SEATTLE, WA—An 80-year-old male with new onset myasthenia gravis and narcolepsy with cataplexy had symptomatic improvement with sodium oxybate—but not with immune-modulating agents, results of a case study presented at SLEEP 2015 have shown.
A patient being treated with “prednisone 20mg/day, pyridostigmine 60mg/day, and IVIG concurrently presented with persistent excessive daytime sleepiness and prolonged periods of sleep for the previous six months,” stated D.F. Garcia-Anton, of the UHealth Sleep Medicine Program, Miller School of Medicine, University of Miami, FL, USA. “He additionally reported sleep paralysis, visual hallucinations, and daily cataplexy with anger and laughter.”
An overnight polysomnography showed severe obstructive sleep apnea (OSA), with an AHI of 33 per hour. Bi-level positive airway pressure (PAP) was found to treat his respiratory events adequately, with a residual AHI of 4.1 per hour. However, “despite optimal therapy with PAP, the patient continued endorsing hypersomnia and cataplexy,” Garcia-Anton stated.
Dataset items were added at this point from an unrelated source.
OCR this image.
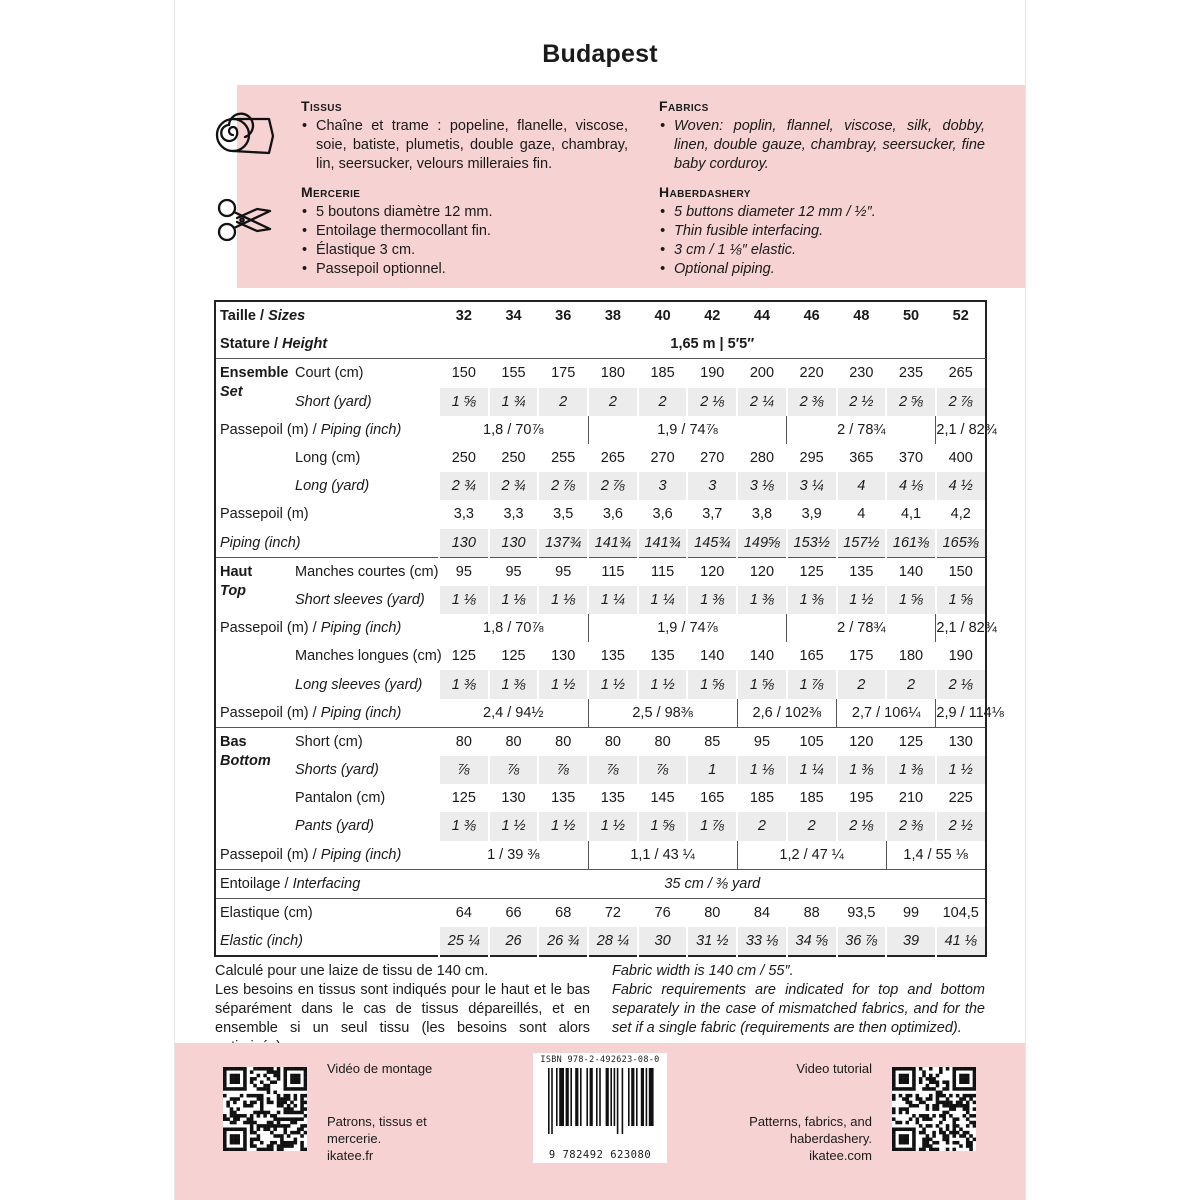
Budapest
Tissus
• Chaîne et trame : popeline, flanelle, viscose, soie, batiste, plumetis, double gaze, chambray, lin, seersucker, velours milleraies fin.
Fabrics
• Woven: poplin, flannel, viscose, silk, dobby, linen, double gauze, chambray, seersucker, fine baby corduroy.
Mercerie
• 5 boutons diamètre 12 mm.
• Entoilage thermocollant fin.
• Élastique 3 cm.
• Passepoil optionnel.
Haberdashery
• 5 buttons diameter 12 mm / ½″.
• Thin fusible interfacing.
• 3 cm / 1 ⅛″ elastic.
• Optional piping.
Taille / Sizes		32	34	36	38	40	42	44	46	48	50	52
Stature / Height		1,65 m | 5′5″										

Ensemble
Set	Court (cm)	150	155	175	180	185	190	200	220	230	235	265
	Short (yard)	1 ⅝	1 ¾	2	2	2	2 ⅛	2 ¼	2 ⅜	2 ½	2 ⅝	2 ⅞
Passepoil (m) / Piping (inch)		1,8 / 70⅞			1,9 / 74⅞				2 / 78¾			2,1 / 82¾
	Long (cm)	250	250	255	265	270	270	280	295	365	370	400
	Long (yard)	2 ¾	2 ¾	2 ⅞	2 ⅞	3	3	3 ⅛	3 ¼	4	4 ⅛	4 ½
Passepoil (m)		3,3	3,3	3,5	3,6	3,6	3,7	3,8	3,9	4	4,1	4,2
Piping (inch)		130	130	137¾	141¾	141¾	145¾	149⅝	153½	157½	161⅜	165⅜

Haut
Top	Manches courtes (cm)	95	95	95	115	115	120	120	125	135	140	150
	Short sleeves (yard)	1 ⅛	1 ⅛	1 ⅛	1 ¼	1 ¼	1 ⅜	1 ⅜	1 ⅜	1 ½	1 ⅝	1 ⅝
Passepoil (m) / Piping (inch)		1,8 / 70⅞			1,9 / 74⅞				2 / 78¾			2,1 / 82¾
	Manches longues (cm)	125	125	130	135	135	140	140	165	175	180	190
	Long sleeves (yard)	1 ⅜	1 ⅜	1 ½	1 ½	1 ½	1 ⅝	1 ⅝	1 ⅞	2	2	2 ⅛
Passepoil (m) / Piping (inch)		2,4 / 94½			2,5 / 98⅜			2,6 / 102⅜		2,7 / 106¼		2,9 / 114⅛

Bas
Bottom	Short (cm)	80	80	80	80	80	85	95	105	120	125	130
	Shorts (yard)	⅞	⅞	⅞	⅞	⅞	1	1 ⅛	1 ¼	1 ⅜	1 ⅜	1 ½
	Pantalon (cm)	125	130	135	135	145	165	185	185	195	210	225
	Pants (yard)	1 ⅜	1 ½	1 ½	1 ½	1 ⅝	1 ⅞	2	2	2 ⅛	2 ⅜	2 ½
Passepoil (m) / Piping (inch)		1 / 39 ⅜			1,1 / 43 ¼			1,2 / 47 ¼			1,4 / 55 ⅛	
Entoilage / Interfacing		35 cm / ⅜ yard										
Elastique (cm)		64	66	68	72	76	80	84	88	93,5	99	104,5
Elastic (inch)		25 ¼	26	26 ¾	28 ¼	30	31 ½	33 ⅛	34 ⅝	36 ⅞	39	41 ⅛

Calculé pour une laize de tissu de 140 cm.

Les besoins en tissus sont indiqués pour le haut et le bas séparément dans le cas de tissus dépareillés, et en ensemble si un seul tissu (les besoins sont alors

Fabric width is 140 cm / 55″.

Fabric requirements are indicated for top and bottom separately in the case of mismatched fabrics, and for the set if a single fabric (requirements are then optimized).

Vidéo de montage
Patrons, tissus et mercerie.
ikatee.fr
ISBN 978-2-492623-08-0
9 782492 623080
Video tutorial
Patterns, fabrics, and haberdashery.
ikatee.com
Seven months after PAP therapy was initiated, repeat polysomnography with Multiple Sleep Latency Test (MSLT) was performed. Two MSLTs showed reduced sleep latency (mean 2.1 minutes); however, but no sleep-onset rapid eye movement periods were detected. A repeat MSLT was performed with similar results. The patient was negative for HLA DQB1*0602; cerebrospinal fluid hypocretin-1 was not assessed.
Based on his clinical symptoms, sodium oxybate 7.5mg/day and venlafaxine 75mg/day were initiated. This resulted in significant improvement in his excessive daytime sleepiness; the Epworth Sleepiness Scale score declined from 20 to 8. This treatment also resolved his sleep-wake hallucinations, sleep paralysis, and cataplexy.
“Additionally, PAP compliance was optimal, with normal residual AHI at Months 3 and 6 after initiation of narcolepsy pharmacotherapy,” Garcia-Anton concluded.